They spent a calm and quiet week at the castle. Beatrix liked the gray old buildings, with their quaint mixture of ecclesiastical and domestic uses. First a castle, then an abbey, then a good old Tudor dwelling-house. That was the history of Culverhouse. Kenrick brought out old county chronicles to prove what a big place it had been in its time. How it had belonged to a warrior of the Culverhouse breed in the days of the first crusade; how it had been afterwards surrendered to the Church by a sinning and repenting Culverhouse; and how, after sequestration and malappropriation under the tyrant Harry, it had come back by marriage to the Culverhouses, in a most miraculous way.
‘Your house seems to have always been buttressed by heiresses,’ said Mr. Dulcimer, poring over a musty parchment that Kenrick had produced for his inspection. ‘You have been a very lucky family.’
‘Luckier than we have deserved, I fear,’ answered Kenrick, with a glance at Beatrix.
They all went to Little Yafford at the end of the week, and Kenrick was established at the Vicarage, under strict charge of Rebecca. That worthy woman exercised an awful tyranny over him, feeding him with jellies and soups with as off-hand authority as if he had been a nest of young thrushes, or a turkey in process of fattening for Christmas. He bore it all meekly, for was not Mrs. Dulcimer the best friend he had, since it was she who had first suggested his winning Beatrix?
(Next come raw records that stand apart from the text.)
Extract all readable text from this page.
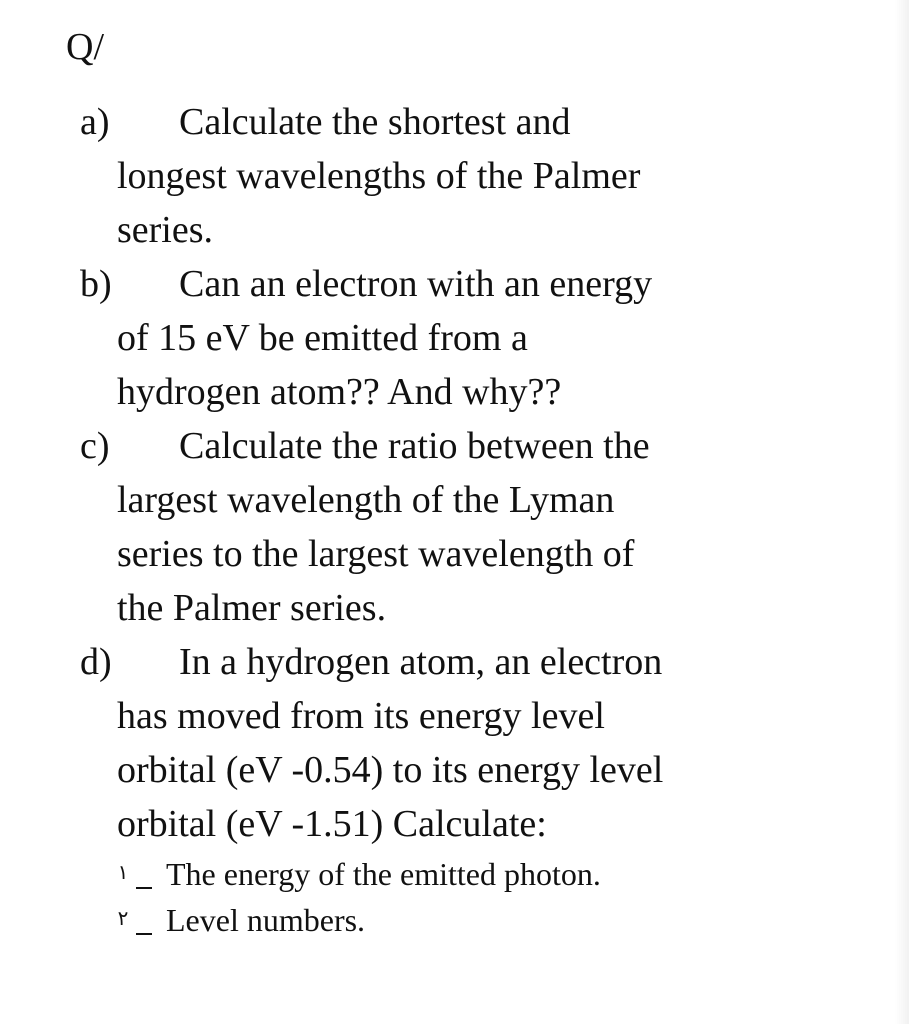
Q/

a) Calculate the shortest and
longest wavelengths of the Palmer
series.

b) Can an electron with an energy
of 15 eV be emitted from a
hydrogen atom?? And why??

c) Calculate the ratio between the
largest wavelength of the Lyman
series to the largest wavelength of
the Palmer series.

d) In a hydrogen atom, an electron
has moved from its energy level
orbital (eV -0.54) to its energy level
orbital (eV -1.51) Calculate:

١ The energy of the emitted photon.

٢ Level numbers.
They were to be married early in the year. Everybody was talking about it already. It would be a much more interesting marriage than Mr. Piper’s second nuptials, though that event had kept the village gossips alive for full six weeks. The tide of popular feeling had turned, and Beatrix now stood high in the estimation of her neighbours. Even Miss Coyle was silent, contenting herself with an occasional shrug of her shoulders, or a significant elevation of her grizzled eyebrows. The slander had died a natural death, it had expired of inanition.
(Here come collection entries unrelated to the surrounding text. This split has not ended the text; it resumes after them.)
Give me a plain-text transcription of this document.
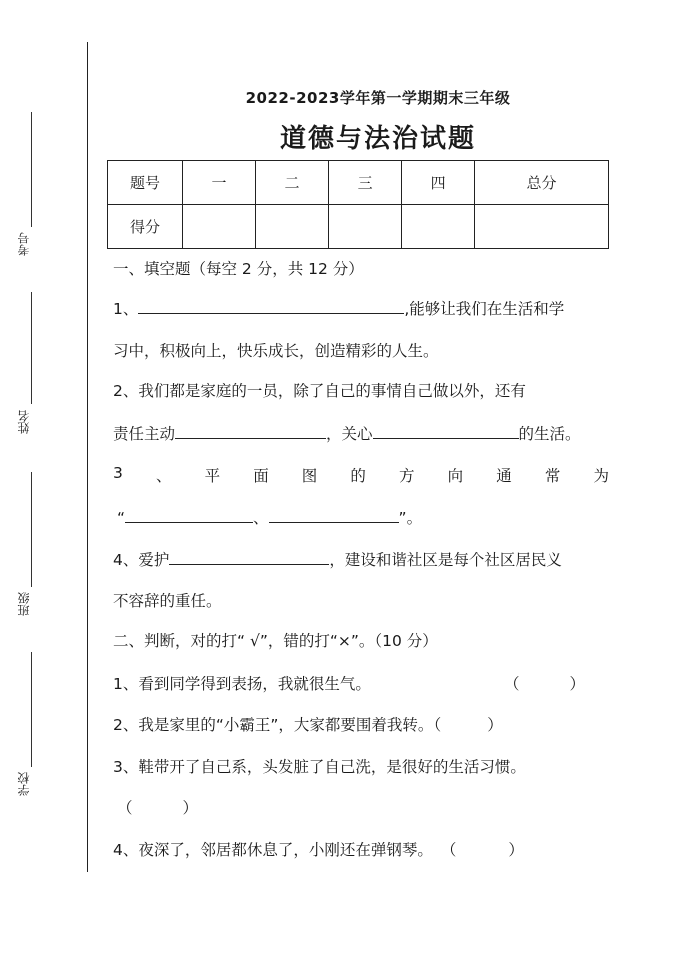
考号
姓名
班级
学校
2022-2023学年第一学期期末三年级
道德与法治试题
题号	一	二	三	四	总分
得分					
一、填空题（每空 2 分，共 12 分）
1、	,能够让我们在生活和学
习中，积极向上，快乐成长，创造精彩的人生。
2、我们都是家庭的一员，除了自己的事情自己做以外，还有
责任主动	，关心	的生活。
3 、 平 面 图 的 方 向 通 常 为
“	、	”。
4、爱护	，建设和谐社区是每个社区居民义
不容辞的重任。
二、判断，对的打“ √”，错的打“×”。（10 分）
1、看到同学得到表扬，我就很生气。	（	）
2、我是家里的“小霸王”，大家都要围着我转。（	）
3、鞋带开了自己系，头发脏了自己洗，是很好的生活习惯。
（	）
4、夜深了，邻居都休息了，小刚还在弹钢琴。 （	）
Beatrix and her lover saw each other daily. Madame Leonard was delighted with the wounded soldier, who had fought so well at Pegu. Everybody praised him. Even Beatrix’s manner grew a shade warmer, and she began to feel a calm and sober pleasure in her lover’s company, such a mild regard as she might have given to an elder brother, with whom she had not been brought up.
As Kenrick grew stronger they rode together across the wild bleak moor, and the fierce winds blew health and power into the soldier’s lungs. Kenrick spent some of his evenings at the dull old Water House, in that pretty white panelled sitting-room that had been so long shut up. Madame Leonard petted and pampered him in her cordial little way. Beatrix was kind, and read or played to him according to the humour of the hour. It was a placid, happy life.
CHAPTER V.
MR. SCRATCHELL GOES TO LONDON.
The short days and fireside evenings of December, and the festivities of Christmas, were to Sir Kenrick Culverhouse brief and fleeting as a dream when one awakeneth. He had never been so happy in his life. To ride across the dull brown moorland with Beatrix, looking down upon the smiling village nestling in the hollow of the dark hills; to sit by her side in the lamplight listening while she read or played; these things made the sum of his delight. Life had nothing for him beyond or above them. And thus the weeks slipped by till February, and the 10th of February was to be Sir Kenrick’s wedding day. He had improved wonderfully in health by this time. His bent back had straightened itself. He was able to endure the fatigue of a day’s fishing, in the wintry wind and rain. He was altogether a changed man. Yorkshire breezes had done much for him, but happiness had done more.